Jerusalem Township is one of the eleven townships of Lucas County, Ohio, United States. The 2020 census found 2,895 people in the township.

==Geography==
Located in the far eastern part of the county along the shores of Lake Erie, it borders the following townships and city:
- Put-in-Bay Township, Ottawa County - east, across Lake Erie
- Carroll Township, Ottawa County - southeast
- Benton Township, Ottawa County - south
- Allen Township, Ottawa County - southwest
- Oregon - west

No municipalities are located in Jerusalem Township, although the unincorporated communities of Bono, Curtice (a census-designated place), and Yondota lie in the township's southwest, southwest, and south. The census-designated place of Reno Beach, comprising the communities of Lakemont Landing, Reno Beach, Lakeland, and Howard Farms Beach, occupies the Lake Erie shoreline in the eastern part of the township. West Sister Island, in Lake Erie about 9 miles offshore to the northeast, is also included in the township.

The fake town of Goblu was inserted into the 1978-79 Michigan state map in the township as a joke.

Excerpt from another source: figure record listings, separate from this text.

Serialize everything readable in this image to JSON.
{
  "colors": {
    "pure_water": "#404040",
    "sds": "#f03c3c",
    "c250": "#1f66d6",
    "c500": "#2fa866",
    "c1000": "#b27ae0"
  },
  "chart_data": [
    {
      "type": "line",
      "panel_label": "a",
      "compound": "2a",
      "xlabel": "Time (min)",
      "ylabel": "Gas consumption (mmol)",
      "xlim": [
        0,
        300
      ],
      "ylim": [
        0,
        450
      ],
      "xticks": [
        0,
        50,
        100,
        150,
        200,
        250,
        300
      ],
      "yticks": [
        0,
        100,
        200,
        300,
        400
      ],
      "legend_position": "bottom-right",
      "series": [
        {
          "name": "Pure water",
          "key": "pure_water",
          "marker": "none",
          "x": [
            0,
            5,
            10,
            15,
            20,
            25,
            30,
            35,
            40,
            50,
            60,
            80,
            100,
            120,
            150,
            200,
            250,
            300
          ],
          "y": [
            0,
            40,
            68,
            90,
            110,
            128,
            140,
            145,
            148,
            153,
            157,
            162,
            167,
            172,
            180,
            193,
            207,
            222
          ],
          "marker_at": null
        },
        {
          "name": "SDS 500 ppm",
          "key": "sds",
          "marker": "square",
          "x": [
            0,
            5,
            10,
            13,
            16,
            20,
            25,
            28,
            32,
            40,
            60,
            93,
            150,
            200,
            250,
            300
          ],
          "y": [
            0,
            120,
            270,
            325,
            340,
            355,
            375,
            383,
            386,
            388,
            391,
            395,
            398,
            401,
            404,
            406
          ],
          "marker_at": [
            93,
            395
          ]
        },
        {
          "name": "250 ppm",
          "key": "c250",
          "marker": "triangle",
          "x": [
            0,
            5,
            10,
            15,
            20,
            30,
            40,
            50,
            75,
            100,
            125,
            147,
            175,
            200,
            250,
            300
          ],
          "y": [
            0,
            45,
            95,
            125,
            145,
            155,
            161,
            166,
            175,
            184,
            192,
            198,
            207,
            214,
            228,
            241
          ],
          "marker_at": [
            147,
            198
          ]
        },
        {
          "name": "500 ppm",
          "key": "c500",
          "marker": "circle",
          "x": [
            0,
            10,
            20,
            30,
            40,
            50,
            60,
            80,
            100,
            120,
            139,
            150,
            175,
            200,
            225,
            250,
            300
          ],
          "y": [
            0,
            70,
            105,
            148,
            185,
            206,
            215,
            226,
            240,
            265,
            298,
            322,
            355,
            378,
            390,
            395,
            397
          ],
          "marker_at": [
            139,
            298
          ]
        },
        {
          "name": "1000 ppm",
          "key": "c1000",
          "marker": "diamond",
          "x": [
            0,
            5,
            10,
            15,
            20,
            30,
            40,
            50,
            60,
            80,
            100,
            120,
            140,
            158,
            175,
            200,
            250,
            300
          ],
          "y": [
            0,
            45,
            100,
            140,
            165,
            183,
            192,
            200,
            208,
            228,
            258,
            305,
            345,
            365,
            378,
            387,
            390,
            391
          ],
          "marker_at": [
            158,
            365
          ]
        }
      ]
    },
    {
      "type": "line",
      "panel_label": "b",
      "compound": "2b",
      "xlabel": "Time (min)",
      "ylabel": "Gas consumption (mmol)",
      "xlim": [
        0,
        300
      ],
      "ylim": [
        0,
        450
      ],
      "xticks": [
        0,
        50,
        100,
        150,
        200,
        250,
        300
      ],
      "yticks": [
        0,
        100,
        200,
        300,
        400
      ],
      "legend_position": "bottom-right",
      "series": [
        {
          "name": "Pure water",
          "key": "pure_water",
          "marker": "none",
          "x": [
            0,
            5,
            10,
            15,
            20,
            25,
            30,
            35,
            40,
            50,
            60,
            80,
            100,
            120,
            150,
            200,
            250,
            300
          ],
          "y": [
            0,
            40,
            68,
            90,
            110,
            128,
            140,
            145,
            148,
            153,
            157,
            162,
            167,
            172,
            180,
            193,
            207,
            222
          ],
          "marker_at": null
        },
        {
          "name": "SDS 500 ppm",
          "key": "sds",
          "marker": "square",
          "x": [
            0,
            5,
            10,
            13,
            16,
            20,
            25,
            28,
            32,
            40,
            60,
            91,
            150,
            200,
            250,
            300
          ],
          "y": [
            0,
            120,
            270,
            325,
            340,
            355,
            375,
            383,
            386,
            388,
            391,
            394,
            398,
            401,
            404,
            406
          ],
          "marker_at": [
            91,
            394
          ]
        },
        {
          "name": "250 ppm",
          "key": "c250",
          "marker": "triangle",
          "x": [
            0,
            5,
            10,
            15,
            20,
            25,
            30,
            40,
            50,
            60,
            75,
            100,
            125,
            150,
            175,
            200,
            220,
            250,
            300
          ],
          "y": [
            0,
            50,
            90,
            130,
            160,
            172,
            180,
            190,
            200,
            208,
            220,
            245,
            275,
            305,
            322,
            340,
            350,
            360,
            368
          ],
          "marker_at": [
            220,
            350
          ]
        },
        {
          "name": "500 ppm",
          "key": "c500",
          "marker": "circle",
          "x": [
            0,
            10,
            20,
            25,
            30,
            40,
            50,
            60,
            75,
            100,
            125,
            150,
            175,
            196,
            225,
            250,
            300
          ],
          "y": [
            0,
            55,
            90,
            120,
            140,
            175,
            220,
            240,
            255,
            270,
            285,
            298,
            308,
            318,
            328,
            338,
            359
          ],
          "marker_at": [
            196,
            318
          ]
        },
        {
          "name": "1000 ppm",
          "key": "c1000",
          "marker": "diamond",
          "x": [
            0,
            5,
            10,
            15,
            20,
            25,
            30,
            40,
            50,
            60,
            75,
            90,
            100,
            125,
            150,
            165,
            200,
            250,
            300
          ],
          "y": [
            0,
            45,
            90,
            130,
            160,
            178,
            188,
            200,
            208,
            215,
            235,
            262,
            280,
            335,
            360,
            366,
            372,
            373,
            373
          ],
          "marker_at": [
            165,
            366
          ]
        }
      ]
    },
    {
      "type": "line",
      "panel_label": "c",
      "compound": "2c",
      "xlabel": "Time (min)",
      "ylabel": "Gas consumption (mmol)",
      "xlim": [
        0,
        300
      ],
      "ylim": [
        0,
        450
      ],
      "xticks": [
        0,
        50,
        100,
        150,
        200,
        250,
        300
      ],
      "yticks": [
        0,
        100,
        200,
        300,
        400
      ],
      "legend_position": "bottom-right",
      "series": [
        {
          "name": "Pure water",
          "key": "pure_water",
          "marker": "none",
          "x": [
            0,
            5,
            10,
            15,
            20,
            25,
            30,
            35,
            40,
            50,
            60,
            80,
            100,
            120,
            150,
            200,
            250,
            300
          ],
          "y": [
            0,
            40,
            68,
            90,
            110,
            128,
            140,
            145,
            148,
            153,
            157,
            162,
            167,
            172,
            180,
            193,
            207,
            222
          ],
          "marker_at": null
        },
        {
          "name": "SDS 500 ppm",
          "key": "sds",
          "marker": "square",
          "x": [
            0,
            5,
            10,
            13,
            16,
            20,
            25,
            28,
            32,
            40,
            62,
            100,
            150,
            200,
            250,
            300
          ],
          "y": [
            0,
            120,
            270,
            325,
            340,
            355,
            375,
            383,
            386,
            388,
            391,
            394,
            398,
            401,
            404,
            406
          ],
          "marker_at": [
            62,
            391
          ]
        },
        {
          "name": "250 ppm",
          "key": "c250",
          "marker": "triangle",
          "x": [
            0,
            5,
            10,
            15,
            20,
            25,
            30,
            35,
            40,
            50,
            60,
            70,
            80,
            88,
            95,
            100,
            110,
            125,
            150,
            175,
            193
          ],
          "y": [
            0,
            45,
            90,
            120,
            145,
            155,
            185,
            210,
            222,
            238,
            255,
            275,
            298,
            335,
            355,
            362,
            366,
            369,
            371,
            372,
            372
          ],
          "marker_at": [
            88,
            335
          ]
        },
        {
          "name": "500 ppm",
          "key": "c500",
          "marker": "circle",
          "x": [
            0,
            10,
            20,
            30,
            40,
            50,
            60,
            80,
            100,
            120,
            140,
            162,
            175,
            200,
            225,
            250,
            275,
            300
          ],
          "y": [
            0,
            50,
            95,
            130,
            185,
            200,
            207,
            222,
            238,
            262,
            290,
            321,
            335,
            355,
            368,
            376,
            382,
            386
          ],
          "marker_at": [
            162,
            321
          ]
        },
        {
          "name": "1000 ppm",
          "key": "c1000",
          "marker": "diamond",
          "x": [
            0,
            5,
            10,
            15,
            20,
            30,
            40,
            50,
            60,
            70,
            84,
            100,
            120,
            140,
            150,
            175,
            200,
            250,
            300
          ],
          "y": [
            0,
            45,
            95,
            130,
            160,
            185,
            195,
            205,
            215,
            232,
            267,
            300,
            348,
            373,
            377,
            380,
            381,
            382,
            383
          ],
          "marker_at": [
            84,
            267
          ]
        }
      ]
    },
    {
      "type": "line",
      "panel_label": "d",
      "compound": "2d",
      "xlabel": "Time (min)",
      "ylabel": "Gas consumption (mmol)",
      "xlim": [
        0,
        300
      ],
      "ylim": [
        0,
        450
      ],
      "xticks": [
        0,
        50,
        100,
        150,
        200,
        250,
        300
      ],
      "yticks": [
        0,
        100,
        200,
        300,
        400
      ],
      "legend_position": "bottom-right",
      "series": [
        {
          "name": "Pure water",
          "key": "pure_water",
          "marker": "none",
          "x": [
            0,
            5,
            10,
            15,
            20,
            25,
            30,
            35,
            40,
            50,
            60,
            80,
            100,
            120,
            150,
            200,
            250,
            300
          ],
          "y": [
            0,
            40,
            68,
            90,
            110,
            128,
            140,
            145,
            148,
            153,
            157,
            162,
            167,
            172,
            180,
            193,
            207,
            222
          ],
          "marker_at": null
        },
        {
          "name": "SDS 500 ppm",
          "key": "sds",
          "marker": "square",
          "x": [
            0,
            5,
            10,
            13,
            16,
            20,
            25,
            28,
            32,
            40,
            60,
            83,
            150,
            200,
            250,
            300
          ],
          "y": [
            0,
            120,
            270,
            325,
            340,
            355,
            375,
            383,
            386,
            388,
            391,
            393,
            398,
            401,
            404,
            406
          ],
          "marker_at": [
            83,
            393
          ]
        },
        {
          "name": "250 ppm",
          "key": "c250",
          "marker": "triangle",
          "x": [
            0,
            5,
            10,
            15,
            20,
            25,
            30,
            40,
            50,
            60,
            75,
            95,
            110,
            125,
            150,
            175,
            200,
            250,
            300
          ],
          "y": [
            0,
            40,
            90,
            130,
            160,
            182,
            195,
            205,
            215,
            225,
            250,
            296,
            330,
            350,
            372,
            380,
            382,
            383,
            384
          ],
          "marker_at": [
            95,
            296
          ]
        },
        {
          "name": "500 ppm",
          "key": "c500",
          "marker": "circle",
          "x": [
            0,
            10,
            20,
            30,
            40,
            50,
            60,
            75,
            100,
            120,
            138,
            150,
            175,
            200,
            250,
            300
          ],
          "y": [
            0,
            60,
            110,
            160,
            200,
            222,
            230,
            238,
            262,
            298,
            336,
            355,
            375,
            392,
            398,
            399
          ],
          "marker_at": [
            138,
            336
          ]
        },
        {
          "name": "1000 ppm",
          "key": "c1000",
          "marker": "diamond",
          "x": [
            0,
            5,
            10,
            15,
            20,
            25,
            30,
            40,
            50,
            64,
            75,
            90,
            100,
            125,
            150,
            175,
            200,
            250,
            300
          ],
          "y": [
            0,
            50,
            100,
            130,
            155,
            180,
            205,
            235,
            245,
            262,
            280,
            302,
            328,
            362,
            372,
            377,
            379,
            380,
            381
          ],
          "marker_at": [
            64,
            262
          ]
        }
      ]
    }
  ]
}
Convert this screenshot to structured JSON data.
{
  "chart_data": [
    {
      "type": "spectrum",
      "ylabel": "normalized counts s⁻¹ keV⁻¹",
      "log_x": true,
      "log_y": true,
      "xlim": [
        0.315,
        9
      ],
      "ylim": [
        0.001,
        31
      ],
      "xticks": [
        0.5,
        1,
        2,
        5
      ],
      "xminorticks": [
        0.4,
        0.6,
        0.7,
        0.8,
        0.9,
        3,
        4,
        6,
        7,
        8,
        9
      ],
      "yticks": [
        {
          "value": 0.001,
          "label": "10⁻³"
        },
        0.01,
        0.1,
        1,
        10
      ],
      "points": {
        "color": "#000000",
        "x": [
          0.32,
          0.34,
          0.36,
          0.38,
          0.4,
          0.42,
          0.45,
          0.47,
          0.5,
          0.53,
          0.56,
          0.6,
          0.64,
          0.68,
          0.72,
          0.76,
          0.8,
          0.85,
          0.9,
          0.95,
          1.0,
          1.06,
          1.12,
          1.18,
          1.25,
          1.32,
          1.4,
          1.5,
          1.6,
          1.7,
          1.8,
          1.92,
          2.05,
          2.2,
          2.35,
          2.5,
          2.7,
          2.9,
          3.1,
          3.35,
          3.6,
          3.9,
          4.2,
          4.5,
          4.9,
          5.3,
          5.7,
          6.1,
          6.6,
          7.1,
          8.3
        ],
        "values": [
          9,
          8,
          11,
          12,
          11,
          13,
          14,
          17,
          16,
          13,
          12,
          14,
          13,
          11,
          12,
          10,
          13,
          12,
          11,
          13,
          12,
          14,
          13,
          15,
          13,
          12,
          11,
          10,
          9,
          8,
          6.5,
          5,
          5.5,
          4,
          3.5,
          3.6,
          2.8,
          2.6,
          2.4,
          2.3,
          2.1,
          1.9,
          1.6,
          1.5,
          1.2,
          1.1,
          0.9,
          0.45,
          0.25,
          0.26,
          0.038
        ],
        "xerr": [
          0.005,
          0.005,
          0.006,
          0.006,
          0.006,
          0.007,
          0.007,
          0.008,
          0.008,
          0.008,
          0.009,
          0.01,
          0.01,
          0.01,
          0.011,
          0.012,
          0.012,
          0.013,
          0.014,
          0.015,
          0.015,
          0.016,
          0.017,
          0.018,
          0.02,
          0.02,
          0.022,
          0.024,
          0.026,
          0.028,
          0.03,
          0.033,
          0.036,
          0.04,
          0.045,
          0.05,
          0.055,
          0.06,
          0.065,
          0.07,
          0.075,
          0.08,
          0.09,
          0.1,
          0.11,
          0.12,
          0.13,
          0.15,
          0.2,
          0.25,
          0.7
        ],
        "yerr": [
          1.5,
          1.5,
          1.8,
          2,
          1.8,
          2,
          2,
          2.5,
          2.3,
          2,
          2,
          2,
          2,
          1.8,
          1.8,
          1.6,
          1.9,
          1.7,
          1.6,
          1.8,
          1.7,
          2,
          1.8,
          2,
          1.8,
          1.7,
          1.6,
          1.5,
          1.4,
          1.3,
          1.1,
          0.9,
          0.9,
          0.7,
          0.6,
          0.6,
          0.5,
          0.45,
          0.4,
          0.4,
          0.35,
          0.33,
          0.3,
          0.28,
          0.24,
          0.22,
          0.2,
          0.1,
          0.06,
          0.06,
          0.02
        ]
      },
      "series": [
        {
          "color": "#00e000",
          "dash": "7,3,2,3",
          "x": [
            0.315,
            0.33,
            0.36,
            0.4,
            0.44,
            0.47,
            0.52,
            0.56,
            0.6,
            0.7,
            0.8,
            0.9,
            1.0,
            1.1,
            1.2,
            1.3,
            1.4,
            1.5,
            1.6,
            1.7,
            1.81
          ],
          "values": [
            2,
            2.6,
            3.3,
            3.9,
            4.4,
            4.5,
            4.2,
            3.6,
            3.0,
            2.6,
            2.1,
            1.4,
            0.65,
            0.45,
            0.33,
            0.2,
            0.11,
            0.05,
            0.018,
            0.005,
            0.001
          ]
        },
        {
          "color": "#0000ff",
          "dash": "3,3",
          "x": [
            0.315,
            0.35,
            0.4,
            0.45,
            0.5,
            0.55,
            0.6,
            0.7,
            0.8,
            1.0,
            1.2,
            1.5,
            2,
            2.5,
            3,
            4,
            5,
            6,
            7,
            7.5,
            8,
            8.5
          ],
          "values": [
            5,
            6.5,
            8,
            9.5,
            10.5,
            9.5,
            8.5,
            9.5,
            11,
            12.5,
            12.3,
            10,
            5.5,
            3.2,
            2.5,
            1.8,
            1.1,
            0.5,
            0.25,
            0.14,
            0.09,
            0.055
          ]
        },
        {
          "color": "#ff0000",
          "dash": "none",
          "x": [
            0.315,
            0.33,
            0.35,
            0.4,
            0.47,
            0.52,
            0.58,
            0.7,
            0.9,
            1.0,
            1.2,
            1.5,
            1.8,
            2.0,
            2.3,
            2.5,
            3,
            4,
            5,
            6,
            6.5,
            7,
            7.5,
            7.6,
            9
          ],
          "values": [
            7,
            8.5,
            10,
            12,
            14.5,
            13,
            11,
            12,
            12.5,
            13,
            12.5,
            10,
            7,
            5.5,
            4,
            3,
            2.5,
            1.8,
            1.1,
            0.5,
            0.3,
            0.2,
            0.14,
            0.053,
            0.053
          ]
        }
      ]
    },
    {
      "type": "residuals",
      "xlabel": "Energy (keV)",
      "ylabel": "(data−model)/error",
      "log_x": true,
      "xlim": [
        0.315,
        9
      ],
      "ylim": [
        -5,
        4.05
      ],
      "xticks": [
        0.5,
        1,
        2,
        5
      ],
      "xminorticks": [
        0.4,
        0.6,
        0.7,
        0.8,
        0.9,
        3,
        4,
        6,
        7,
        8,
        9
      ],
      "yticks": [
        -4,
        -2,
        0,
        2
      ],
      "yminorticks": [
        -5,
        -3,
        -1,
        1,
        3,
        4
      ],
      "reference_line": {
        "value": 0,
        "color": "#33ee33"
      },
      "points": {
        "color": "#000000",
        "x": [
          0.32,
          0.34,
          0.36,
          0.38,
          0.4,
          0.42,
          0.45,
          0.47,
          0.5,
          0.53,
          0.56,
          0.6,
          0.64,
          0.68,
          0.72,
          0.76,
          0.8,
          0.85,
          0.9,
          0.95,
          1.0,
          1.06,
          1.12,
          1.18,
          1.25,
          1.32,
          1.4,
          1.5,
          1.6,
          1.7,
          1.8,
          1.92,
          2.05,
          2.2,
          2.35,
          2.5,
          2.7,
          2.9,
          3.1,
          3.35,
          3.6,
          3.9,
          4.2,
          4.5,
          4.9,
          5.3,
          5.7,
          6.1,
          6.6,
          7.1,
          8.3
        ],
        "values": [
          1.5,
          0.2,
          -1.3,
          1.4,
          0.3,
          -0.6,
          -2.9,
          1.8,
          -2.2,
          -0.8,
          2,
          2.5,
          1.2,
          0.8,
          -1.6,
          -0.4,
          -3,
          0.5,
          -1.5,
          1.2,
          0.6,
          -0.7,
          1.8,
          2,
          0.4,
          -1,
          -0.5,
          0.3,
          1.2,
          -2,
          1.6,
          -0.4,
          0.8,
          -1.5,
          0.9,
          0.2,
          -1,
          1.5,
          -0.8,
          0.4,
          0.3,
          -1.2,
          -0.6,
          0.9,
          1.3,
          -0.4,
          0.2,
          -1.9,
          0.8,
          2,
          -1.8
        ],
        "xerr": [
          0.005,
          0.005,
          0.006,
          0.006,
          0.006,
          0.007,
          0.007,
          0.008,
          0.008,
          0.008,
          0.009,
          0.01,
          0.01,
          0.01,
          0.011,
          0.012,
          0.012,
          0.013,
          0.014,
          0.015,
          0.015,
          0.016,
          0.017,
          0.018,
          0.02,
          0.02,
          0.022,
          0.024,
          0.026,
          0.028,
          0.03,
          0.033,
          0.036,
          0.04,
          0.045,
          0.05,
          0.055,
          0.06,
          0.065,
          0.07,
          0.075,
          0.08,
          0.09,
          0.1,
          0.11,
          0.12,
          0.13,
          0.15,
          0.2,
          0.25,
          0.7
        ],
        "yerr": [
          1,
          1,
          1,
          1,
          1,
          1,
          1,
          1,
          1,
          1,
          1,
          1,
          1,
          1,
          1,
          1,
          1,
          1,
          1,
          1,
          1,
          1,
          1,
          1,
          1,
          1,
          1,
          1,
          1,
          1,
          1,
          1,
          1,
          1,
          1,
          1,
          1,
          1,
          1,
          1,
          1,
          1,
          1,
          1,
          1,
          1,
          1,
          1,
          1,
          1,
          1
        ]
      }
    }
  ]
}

Jerusalem Township is also the home of Crane Creek State Park, the Cedar Point National Wildlife Refuge, and the Ottawa National Wildlife Refuge.

==Name and history==
It is the only Jerusalem Township statewide.

==Government==
The township is governed by a three-member board of trustees, who are elected in November of odd-numbered years to a four-year term beginning on the following January 1. Two are elected in the year after the presidential election and one is elected in the year before it. There is also an elected township fiscal officer, who serves a four-year term beginning on April 1 of the year after the election, which is held in November of the year before the presidential election. Vacancies in the fiscal officership or on the board of trustees are filled by the remaining trustees.

==Education==

Children living in Jerusalem Township are sent to the Oregon City School District, in Oregon, Ohio. K-4 to Jerusalem Elementary, 5–6 to Eisenhower Intermediate, 7–8 to Fassett Junior High and 9–12 to Clay High School.